Rawan, the only child of a quiet, respected household, was known for her kindness and unassuming nature. “She was beloved, the daughter of a good home,” said a neighbor, struggling to contain his grief. But the sorrow surrounding her death has quickly given way to a deeper, more unsettling emotion — fear.

Outside the church where candles flickered in silent tribute, an elderly resident voiced a sentiment now shared by many: Taking a life has become disturbingly easy — without justification, without remorse.

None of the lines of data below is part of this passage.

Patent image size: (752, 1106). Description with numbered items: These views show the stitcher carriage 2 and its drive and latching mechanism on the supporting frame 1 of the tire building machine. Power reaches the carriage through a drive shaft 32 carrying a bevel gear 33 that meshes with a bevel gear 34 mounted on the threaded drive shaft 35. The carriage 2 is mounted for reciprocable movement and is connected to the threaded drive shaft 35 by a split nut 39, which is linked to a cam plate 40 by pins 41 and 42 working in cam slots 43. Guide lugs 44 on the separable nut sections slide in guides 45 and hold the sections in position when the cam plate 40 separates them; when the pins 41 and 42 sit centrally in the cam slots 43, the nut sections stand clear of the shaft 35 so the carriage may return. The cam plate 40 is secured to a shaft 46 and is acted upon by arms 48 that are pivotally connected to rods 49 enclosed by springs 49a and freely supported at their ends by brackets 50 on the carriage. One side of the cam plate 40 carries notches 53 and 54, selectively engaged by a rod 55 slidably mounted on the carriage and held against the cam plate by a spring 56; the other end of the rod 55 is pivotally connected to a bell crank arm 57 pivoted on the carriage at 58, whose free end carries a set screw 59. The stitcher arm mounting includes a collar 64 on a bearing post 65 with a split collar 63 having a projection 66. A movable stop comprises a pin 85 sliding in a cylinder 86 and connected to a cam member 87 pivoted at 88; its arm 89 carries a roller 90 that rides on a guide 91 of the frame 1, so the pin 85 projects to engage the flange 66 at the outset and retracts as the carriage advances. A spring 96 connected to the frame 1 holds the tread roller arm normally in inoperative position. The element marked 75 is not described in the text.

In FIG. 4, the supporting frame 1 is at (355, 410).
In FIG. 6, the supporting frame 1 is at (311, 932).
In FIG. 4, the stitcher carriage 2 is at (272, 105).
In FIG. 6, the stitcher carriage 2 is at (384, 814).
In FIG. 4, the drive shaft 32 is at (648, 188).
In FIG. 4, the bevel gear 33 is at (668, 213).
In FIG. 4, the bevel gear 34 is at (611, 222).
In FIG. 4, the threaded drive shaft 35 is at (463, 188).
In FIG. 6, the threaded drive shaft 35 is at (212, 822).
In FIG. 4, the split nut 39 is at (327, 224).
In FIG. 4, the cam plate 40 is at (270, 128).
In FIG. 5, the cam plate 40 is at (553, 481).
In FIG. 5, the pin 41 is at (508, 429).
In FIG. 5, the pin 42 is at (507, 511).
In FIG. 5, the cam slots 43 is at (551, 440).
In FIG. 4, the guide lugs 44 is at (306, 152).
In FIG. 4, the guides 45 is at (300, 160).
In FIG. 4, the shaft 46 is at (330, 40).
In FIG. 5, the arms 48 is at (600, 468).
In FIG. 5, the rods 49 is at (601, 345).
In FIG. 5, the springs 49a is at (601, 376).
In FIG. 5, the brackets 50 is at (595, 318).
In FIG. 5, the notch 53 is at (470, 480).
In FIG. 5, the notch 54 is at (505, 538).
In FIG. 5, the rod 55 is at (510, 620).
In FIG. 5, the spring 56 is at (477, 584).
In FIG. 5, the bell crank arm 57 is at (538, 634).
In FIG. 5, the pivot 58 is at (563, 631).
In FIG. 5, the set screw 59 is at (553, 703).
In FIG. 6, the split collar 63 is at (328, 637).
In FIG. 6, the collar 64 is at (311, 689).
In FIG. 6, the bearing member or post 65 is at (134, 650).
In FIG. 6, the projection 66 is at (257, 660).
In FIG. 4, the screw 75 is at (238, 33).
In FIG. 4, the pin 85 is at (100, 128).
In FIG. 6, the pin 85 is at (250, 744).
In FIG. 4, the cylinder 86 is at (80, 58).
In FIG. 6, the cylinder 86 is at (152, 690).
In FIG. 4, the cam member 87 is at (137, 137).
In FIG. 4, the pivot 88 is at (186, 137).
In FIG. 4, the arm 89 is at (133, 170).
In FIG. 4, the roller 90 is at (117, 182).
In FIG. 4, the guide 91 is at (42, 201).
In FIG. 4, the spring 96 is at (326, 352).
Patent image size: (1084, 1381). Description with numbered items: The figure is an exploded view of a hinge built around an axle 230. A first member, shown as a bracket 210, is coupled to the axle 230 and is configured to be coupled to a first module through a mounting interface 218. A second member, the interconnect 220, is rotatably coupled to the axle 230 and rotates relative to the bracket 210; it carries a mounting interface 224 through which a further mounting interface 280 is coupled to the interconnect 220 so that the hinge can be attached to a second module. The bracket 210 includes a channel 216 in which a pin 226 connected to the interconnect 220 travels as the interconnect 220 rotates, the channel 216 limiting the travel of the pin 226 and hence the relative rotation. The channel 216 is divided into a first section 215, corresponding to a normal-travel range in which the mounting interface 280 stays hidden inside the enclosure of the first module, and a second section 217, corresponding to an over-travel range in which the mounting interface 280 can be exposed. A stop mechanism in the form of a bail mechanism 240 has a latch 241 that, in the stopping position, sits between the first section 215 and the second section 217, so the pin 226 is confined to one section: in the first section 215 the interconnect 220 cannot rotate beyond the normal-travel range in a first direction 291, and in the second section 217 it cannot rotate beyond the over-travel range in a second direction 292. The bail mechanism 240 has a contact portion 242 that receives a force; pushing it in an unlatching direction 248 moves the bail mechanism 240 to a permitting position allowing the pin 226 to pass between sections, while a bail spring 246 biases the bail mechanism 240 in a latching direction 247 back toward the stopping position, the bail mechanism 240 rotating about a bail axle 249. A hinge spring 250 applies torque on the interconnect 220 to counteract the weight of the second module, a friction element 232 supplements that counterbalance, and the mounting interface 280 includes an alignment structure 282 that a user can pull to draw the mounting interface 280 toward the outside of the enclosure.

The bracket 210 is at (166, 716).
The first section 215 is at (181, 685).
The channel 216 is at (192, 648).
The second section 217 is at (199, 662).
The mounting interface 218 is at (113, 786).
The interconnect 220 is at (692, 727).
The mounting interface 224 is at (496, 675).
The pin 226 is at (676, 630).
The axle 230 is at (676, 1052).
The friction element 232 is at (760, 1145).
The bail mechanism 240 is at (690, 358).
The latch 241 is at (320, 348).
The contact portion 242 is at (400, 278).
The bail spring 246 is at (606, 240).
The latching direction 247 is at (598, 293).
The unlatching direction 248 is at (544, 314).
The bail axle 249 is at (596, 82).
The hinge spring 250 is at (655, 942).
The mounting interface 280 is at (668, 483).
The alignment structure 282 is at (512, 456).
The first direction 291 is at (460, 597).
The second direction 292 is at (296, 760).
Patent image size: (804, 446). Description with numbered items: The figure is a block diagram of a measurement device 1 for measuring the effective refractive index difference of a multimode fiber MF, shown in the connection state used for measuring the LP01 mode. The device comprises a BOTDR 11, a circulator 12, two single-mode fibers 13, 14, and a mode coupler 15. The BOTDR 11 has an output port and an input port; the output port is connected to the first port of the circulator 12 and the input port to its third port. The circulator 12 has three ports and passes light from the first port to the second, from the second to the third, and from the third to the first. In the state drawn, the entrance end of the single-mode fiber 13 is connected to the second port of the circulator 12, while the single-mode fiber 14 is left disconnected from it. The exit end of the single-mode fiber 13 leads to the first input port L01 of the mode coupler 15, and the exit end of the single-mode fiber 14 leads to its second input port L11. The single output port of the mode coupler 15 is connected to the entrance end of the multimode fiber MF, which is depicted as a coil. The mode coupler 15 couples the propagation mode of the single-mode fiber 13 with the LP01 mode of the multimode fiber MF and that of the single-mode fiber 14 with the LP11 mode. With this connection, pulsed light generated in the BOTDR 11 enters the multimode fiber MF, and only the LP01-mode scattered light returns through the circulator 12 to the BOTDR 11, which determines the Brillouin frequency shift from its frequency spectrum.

This brutal act did more than end a young life, it shattered a community’s sense of safety. Rawan’s death has left a scar not only on her grieving family, but on the collective psyche of Al-Sisiniya, where the unspoken bond of trust among neighbors has been gravely undermined. In an instant, a village defined by familiarity and harmony found itself grappling with vulnerability and unease.

Hundreds of kilometers away in Suwayda — where the realities of conflict intertwine with deepening poverty and the exhausting weight of uncertainty — grief speaks through the voices of those who remain.

Among them is Fadi Saqr al-Khoury, who narrowly escaped death when a rocket strike reduced his home and car to ruins. “It was nothing short of divine intervention,” he recalled, explaining how he had stepped out just moments before the explosion. “The room that was destroyed was our children’s room … everything is gone, but they survived because they were away at their universities in Damascus and Latakia.”

As he stood before the remains of what was once a family home, his gaze fixed on the rubble, the silence was heavy — broken only by the unspoken memory of the blast that could have taken everything.

Elsewhere in the city, sorrow takes another form. Heba Dakhlallah al-Jaber sits in mourning, the sister of Salama al-Jaber — a young man recently killed by a sniper’s bullet. Salama, a graduate in Arabic literature, had opened a modest business to help support his family. On the day he was killed, he had closed his shop to visit a friend, Attiya, but never made it.

“His body lay in the street for 24 hours,” Heba recounts, her voice trembling between grief and disbelief. “We buried him in the darkness of night, in haste, with only the priest and a handful of young men from the village. People couldn’t accept that he was gone — they kissed his forehead and stroked his hair as if trying to hold onto him one last time.”

Salama’s death is one more name added to a growing ledger of loss, another life ended without warning in a city where mourning has become a ritual and the cost of survival grows heavier by the day.

These stories are not isolated tragedies. They are fragments of a broader, deeply troubling reality unfolding across the country — a grim tableau of cities and villages increasingly vulnerable to violence, and of a collective sense of safety unraveling, even in places that had once withstood the harshest years of conflict.

At the funerals of Rawan and Salama, and amid the ruins left by the explosion in Suwayda, a single question echoes in every whispered conversation and tearful embrace. “When did the value of human life become so diminished?”